A move away from short-term discounts

This leads me on to my next point. The residential mortgage market could benefit from a move away from short-term discounts. At what point did the residential market change into competing on deep discount fixed rates only? I was discussing this with a significant lender only the other day – who confirmed that they did not complete one single variable tracker product in July.

As the quest for net lending continues to drive the lending community, discount or teaser rates have become staple diet. In reality the reversionary rate is never actually achieved as the payment shock prompts the client to remortgage – adding to the cycle of churning that dominates the industry. This is a problem recognised by the government, with first the Miles Report recommending ways to encourage long-term fixed rates, and now a new Treasury initiative to boost 25-year fixed rates. In commercial mortgages discounts are, thankfully, rare, although this is the result of being a less competitive lending market than design. You could certainly argue how it can be in the client’s interest if they are forced into a cycle of continuous refinancing or if the client cannot afford the standard rate in the first place. There are significant lessons to be learnt here, and the combined rise in residential remortgages acts as a timely reminder of this scenario.

High quality distribution

Finally, regarding distribution, the vast majority of commercial mortgage lenders rely on high quality sales personnel and underwriters to support the intermediary. This support can include joint marketing activities, seminars and sales calls to potential introducers. Underwriting teams provide detailed explanations on how to structure a deal or definite reasons why it will not work. Technology is crucial to the mortgage industry, but it must be complemented by professional people who can add value to the intermediary.
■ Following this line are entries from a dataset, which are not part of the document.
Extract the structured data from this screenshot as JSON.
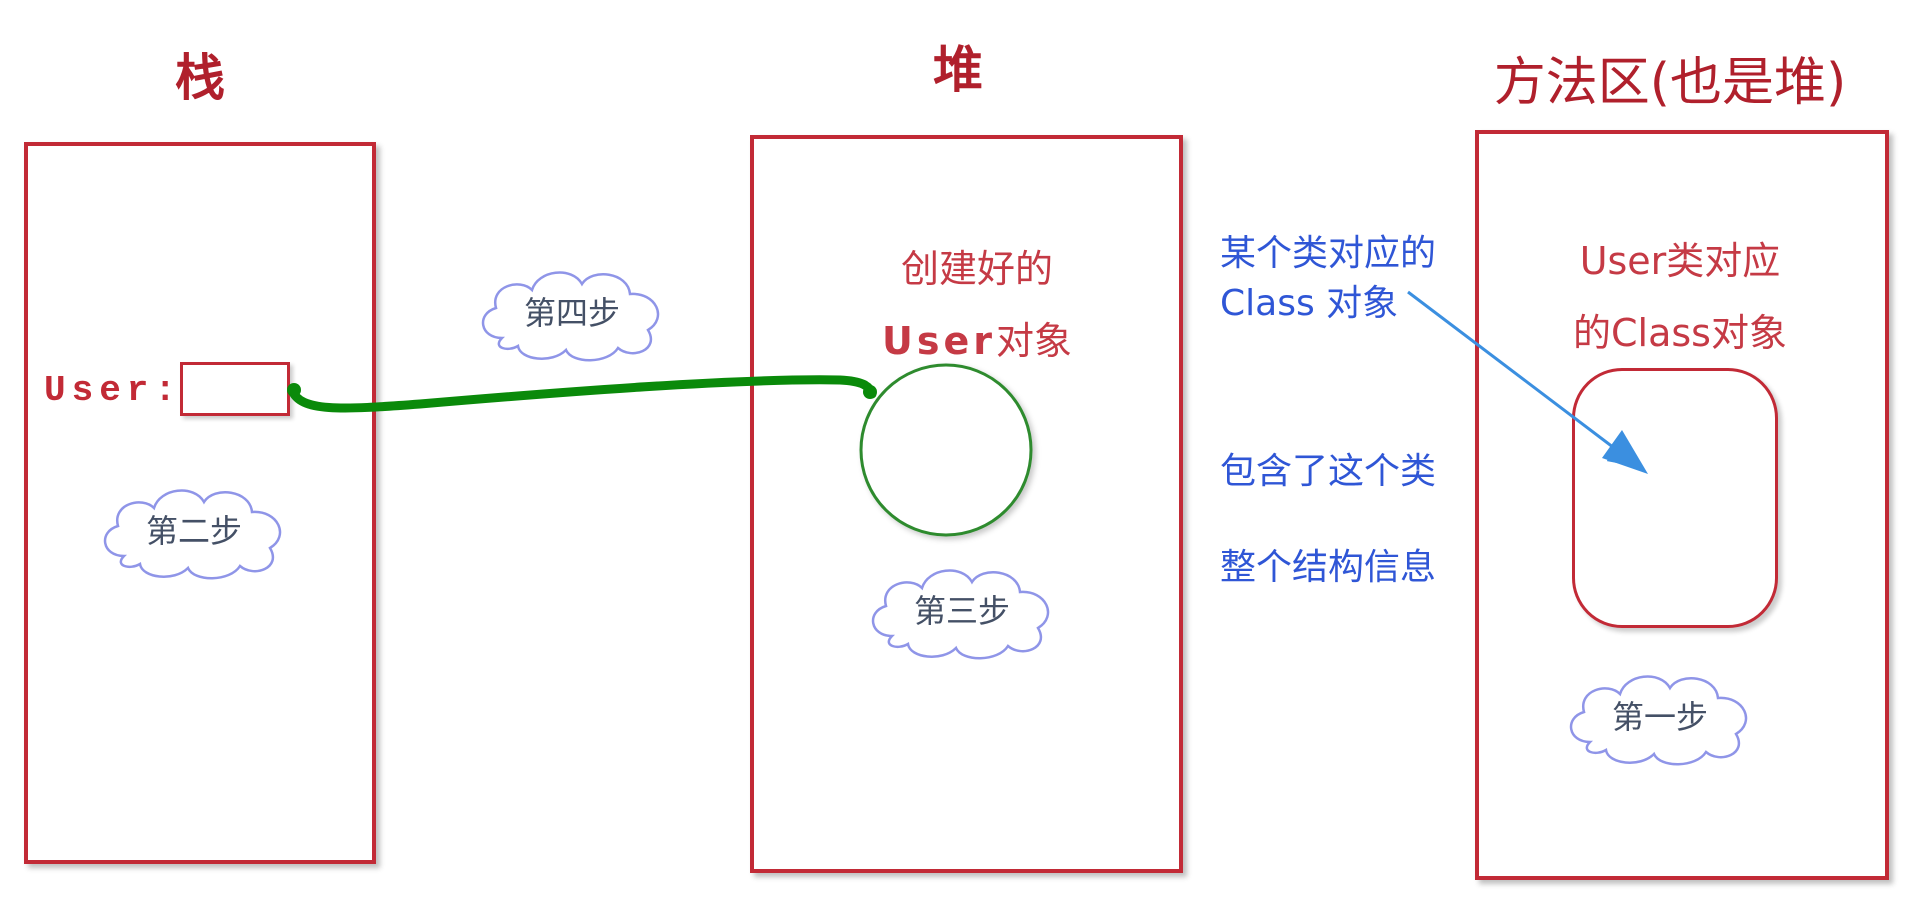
{
  "titles": {
    "stack": "栈",
    "heap": "堆",
    "method_area": "方法区(也是堆)"
  },
  "stack": {
    "var_label": "User:",
    "step": "第二步"
  },
  "link": {
    "step": "第四步"
  },
  "heap": {
    "object_line1": "创建好的",
    "object_line2_prefix": "User",
    "object_line2_suffix": "对象",
    "step": "第三步"
  },
  "note": {
    "line1": "某个类对应的",
    "line2": "Class 对象",
    "line3": "包含了这个类",
    "line4": "整个结构信息"
  },
  "method_area": {
    "class_line1": "User类对应",
    "class_line2": "的Class对象",
    "step": "第一步"
  },
  "colors": {
    "box_border": "#c22a36",
    "title": "#b0202c",
    "reference_arrow": "#0a8a0a",
    "note_text": "#2f56d6",
    "note_arrow": "#3b8fe0",
    "cloud_stroke": "#8f95e8"
  }
}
It is more frequent than not to hear an intermediary pass comment that their business development manager wastes their time or that they cannot speak to an appropriate decision maker.
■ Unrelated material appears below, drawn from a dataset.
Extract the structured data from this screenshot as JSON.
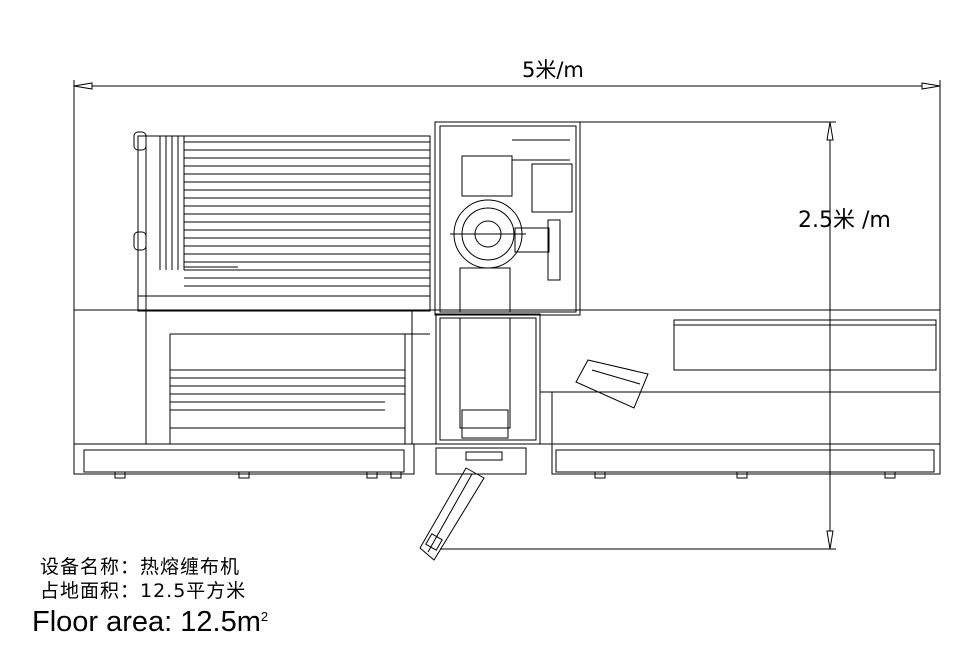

Looking at the overall picture, many residential mortgage lenders need to look at the risk reward balance, the structure of their products and the role high quality people play alongside strong technology. We are already starting to see a major re-pricing movement as a consequence of the turmoil surrounding the US non-conforming market. Lenders are responding to the increasing difficulties within the capital markets and perhaps it will provide the catalyst needed to re-think strategy. Within the UK market, it is impossible to stand still, and those that do rest on their laurels will be left playing catch up. By the same token, it is possible to teach an old dog new tricks.